On February 17, 2012, the nursing notes reflected that the patient had become upset and agitated and had requested to speak with his/her physician. Continued review of the nursing notes revealed that the admitting physician had not visited with the patient on February 17, 2012 nor had he/she responded to several hospital communication pages sent by the staff beginning at 3:00 PM.

At 4:00 PM, the evening shift nursing staff documented the following events: " ...Patient wants the IV (Intravenous access) out that she ' s gonna leave the unit and told her that she has to sign AMA (against medical advice) form and she said " I ' m not gonna sign any papers " . Nursing supervisor made aware and charge nurse made aware. IV removed per patient ' s request. "

The medical record confirmed that the patient left the hospital at 5:20 PM on February 17, 2012.

However, continued review of the medical record and subsequent interview with supervisory nursing personnel revealed the following findings relative to the patient ' s release from the hospital:

There was no corroborating nursing note entry to demonstrate that the nursing staff had documented and included evidence of a discussion and/or dialogue exchange with Patient # N1 stating the reason or explanation as to why he/she decided to leave the hospital.

There was furthermore no documented evidence that the admitting physician, the hospitalist, or any other healthcare worker consulted with and/or advised the patient of the possible risks of leaving the hospital prior to completing treatment and diagnostic evaluation for his/her identified clinical condition. There was also no documented evidence from any Licensed Independent Practitioner certifying that Patient # N1 was clinically stable for safe discharge and release. And, finally, there was no documented evidence that the patient was provided with post-hospitalization instructions for follow-up and the necessity for continued medical care, at the time of his/her unauthorized release.

According to the nursing supervisor, he/she was called to the nursing unit to speak with Patient # N1 as a result of the patient ' s expressed verbal intents on leaving the hospital. The nursing supervisor acknowledged that the patient was frustrated and was " already getting dressed " to leave when he/she entered the room. Upon inquiry with the patient, the nursing supervisor determined that the patient needed his/her physician to fully explain " what he/she was being treated for and why " .

The nursing supervisor was subsequently queried concerning the failure of the admitting physician to respond to hospital page alerts; staff ' s awareness of the hospital ' s policy related to ' Chain of Command ' ; and the hospital ' s practice and/or expectation concerning discharge instructions when patients leave AMA.

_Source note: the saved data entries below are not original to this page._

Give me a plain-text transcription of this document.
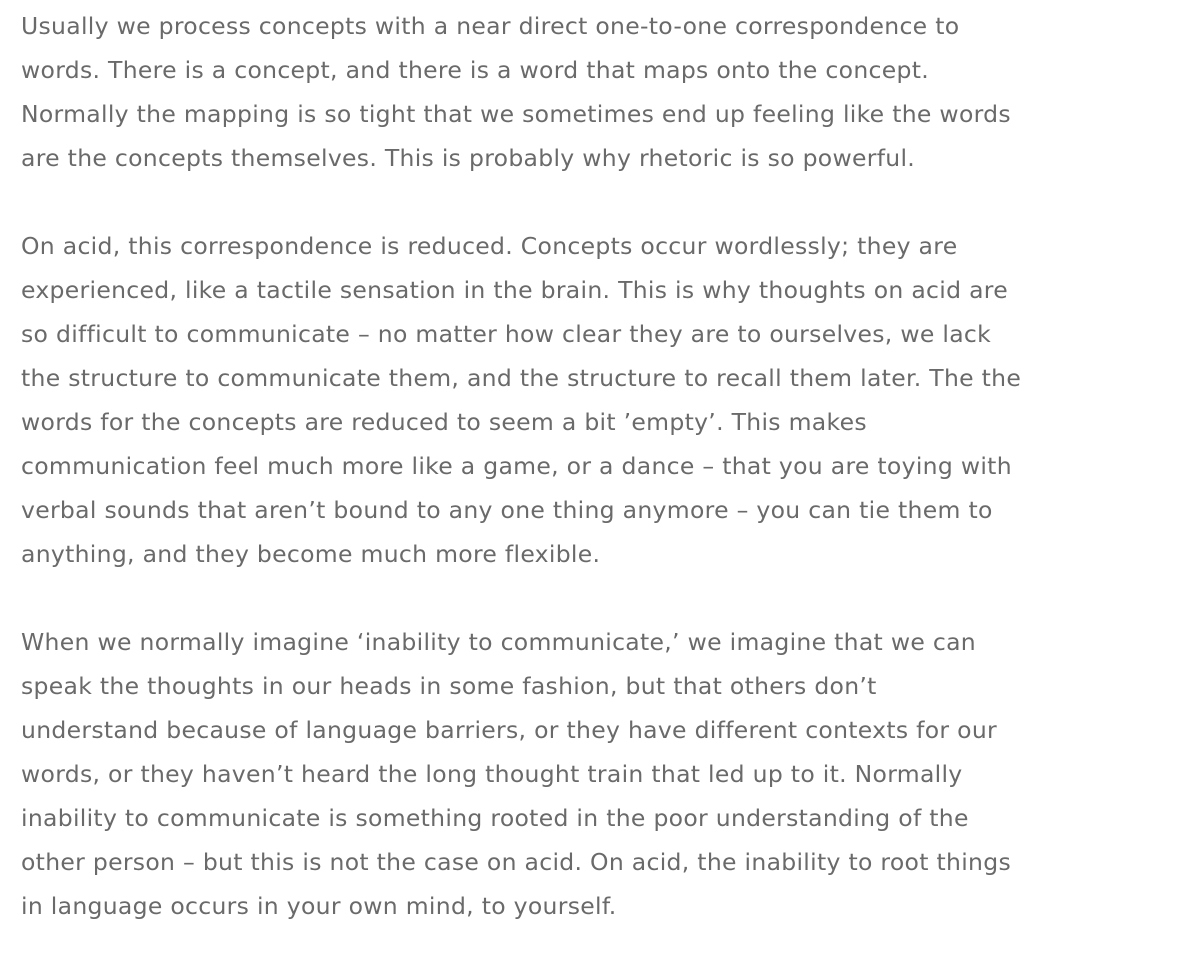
Usually we process concepts with a near direct one-to-one correspondence to
words. There is a concept, and there is a word that maps onto the concept.
Normally the mapping is so tight that we sometimes end up feeling like the words
are the concepts themselves. This is probably why rhetoric is so powerful.

On acid, this correspondence is reduced. Concepts occur wordlessly; they are
experienced, like a tactile sensation in the brain. This is why thoughts on acid are
so difficult to communicate – no matter how clear they are to ourselves, we lack
the structure to communicate them, and the structure to recall them later. The the
words for the concepts are reduced to seem a bit ’empty’. This makes
communication feel much more like a game, or a dance – that you are toying with
verbal sounds that aren’t bound to any one thing anymore – you can tie them to
anything, and they become much more flexible.

When we normally imagine ‘inability to communicate,’ we imagine that we can
speak the thoughts in our heads in some fashion, but that others don’t
understand because of language barriers, or they have different contexts for our
words, or they haven’t heard the long thought train that led up to it. Normally
inability to communicate is something rooted in the poor understanding of the
other person – but this is not the case on acid. On acid, the inability to root things
in language occurs in your own mind, to yourself.
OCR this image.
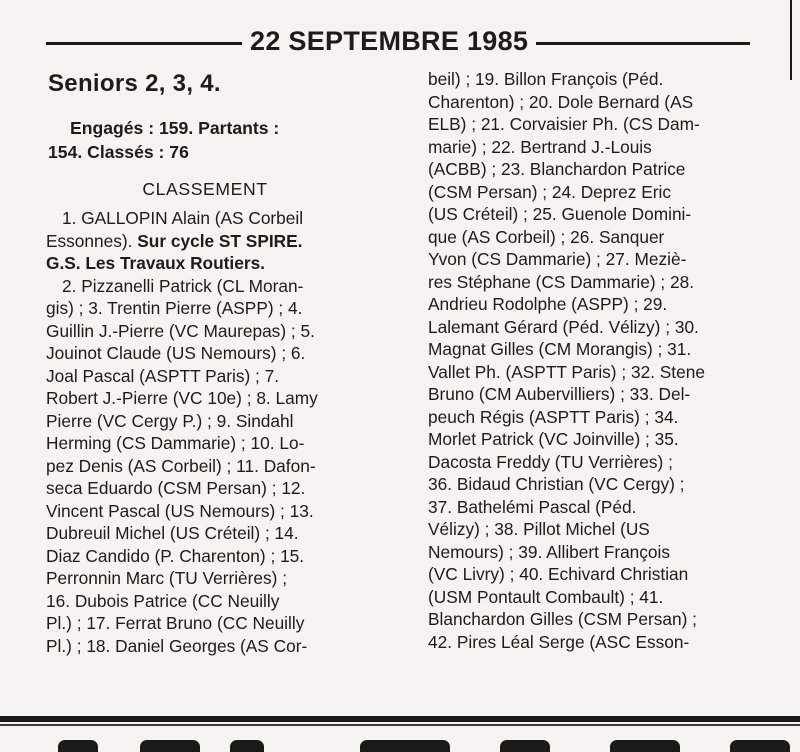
22 SEPTEMBRE 1985
Seniors 2, 3, 4.
Engagés : 159. Partants :
154. Classés : 76
CLASSEMENT
1. GALLOPIN Alain (AS Corbeil
Essonnes). Sur cycle ST SPIRE.
G.S. Les Travaux Routiers.
2. Pizzanelli Patrick (CL Moran-
gis) ; 3. Trentin Pierre (ASPP) ; 4.
Guillin J.-Pierre (VC Maurepas) ; 5.
Jouinot Claude (US Nemours) ; 6.
Joal Pascal (ASPTT Paris) ; 7.
Robert J.-Pierre (VC 10e) ; 8. Lamy
Pierre (VC Cergy P.) ; 9. Sindahl
Herming (CS Dammarie) ; 10. Lo-
pez Denis (AS Corbeil) ; 11. Dafon-
seca Eduardo (CSM Persan) ; 12.
Vincent Pascal (US Nemours) ; 13.
Dubreuil Michel (US Créteil) ; 14.
Diaz Candido (P. Charenton) ; 15.
Perronnin Marc (TU Verrières) ;
16. Dubois Patrice (CC Neuilly
Pl.) ; 17. Ferrat Bruno (CC Neuilly
Pl.) ; 18. Daniel Georges (AS Cor-
beil) ; 19. Billon François (Péd.
Charenton) ; 20. Dole Bernard (AS
ELB) ; 21. Corvaisier Ph. (CS Dam-
marie) ; 22. Bertrand J.-Louis
(ACBB) ; 23. Blanchardon Patrice
(CSM Persan) ; 24. Deprez Eric
(US Créteil) ; 25. Guenole Domini-
que (AS Corbeil) ; 26. Sanquer
Yvon (CS Dammarie) ; 27. Meziè-
res Stéphane (CS Dammarie) ; 28.
Andrieu Rodolphe (ASPP) ; 29.
Lalemant Gérard (Péd. Vélizy) ; 30.
Magnat Gilles (CM Morangis) ; 31.
Vallet Ph. (ASPTT Paris) ; 32. Stene
Bruno (CM Aubervilliers) ; 33. Del-
peuch Régis (ASPTT Paris) ; 34.
Morlet Patrick (VC Joinville) ; 35.
Dacosta Freddy (TU Verrières) ;
36. Bidaud Christian (VC Cergy) ;
37. Bathelémi Pascal (Péd.
Vélizy) ; 38. Pillot Michel (US
Nemours) ; 39. Allibert François
(VC Livry) ; 40. Echivard Christian
(USM Pontault Combault) ; 41.
Blanchardon Gilles (CSM Persan) ;
42. Pires Léal Serge (ASC Esson-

The following findings were determined as a result of the query response and discussion with the nursing supervisor: The supervisor acknowledged that even after the failure of the admitting physician to respond, the staff did not make any attempts to communicate with any other physician or the covering hospitalist to advise them of the patient ' s request, intent on leaving the hospital, and his/her unstable clinical condition. The nursing supervisor also admitted that he/she did not direct the staff further in the proper procedure to adopt in cases of inability to contact the attending physician; nor did he/she administratively intervene and implement the physician chain of command to address the failure of the attending physician to respond to the hospital ' s page alerts.

Concerning the hospital ' s practice and/or expectation related to discharge instructions when patients leave AMA, the nursing supervisor stated, " We still attempt to give a discharge plan " .
However, he/she confirmed that Patient # N1 did not receive any instructions upon discharge; nor did the patient receive pertinent follow-up medical guidance related to the urgency to seek continued treatment for the incomplete management of his/her newly diagnosed clinical condition.

A face-to-face interview was conducted with the Vice President of Quality and Regulatory Compliance on March 14, 2012 at approximately 1:50 PM. After discussion and medical record review, he/she acknowledged and verified the aforementioned findings. Record review was completed on March 14, 2012.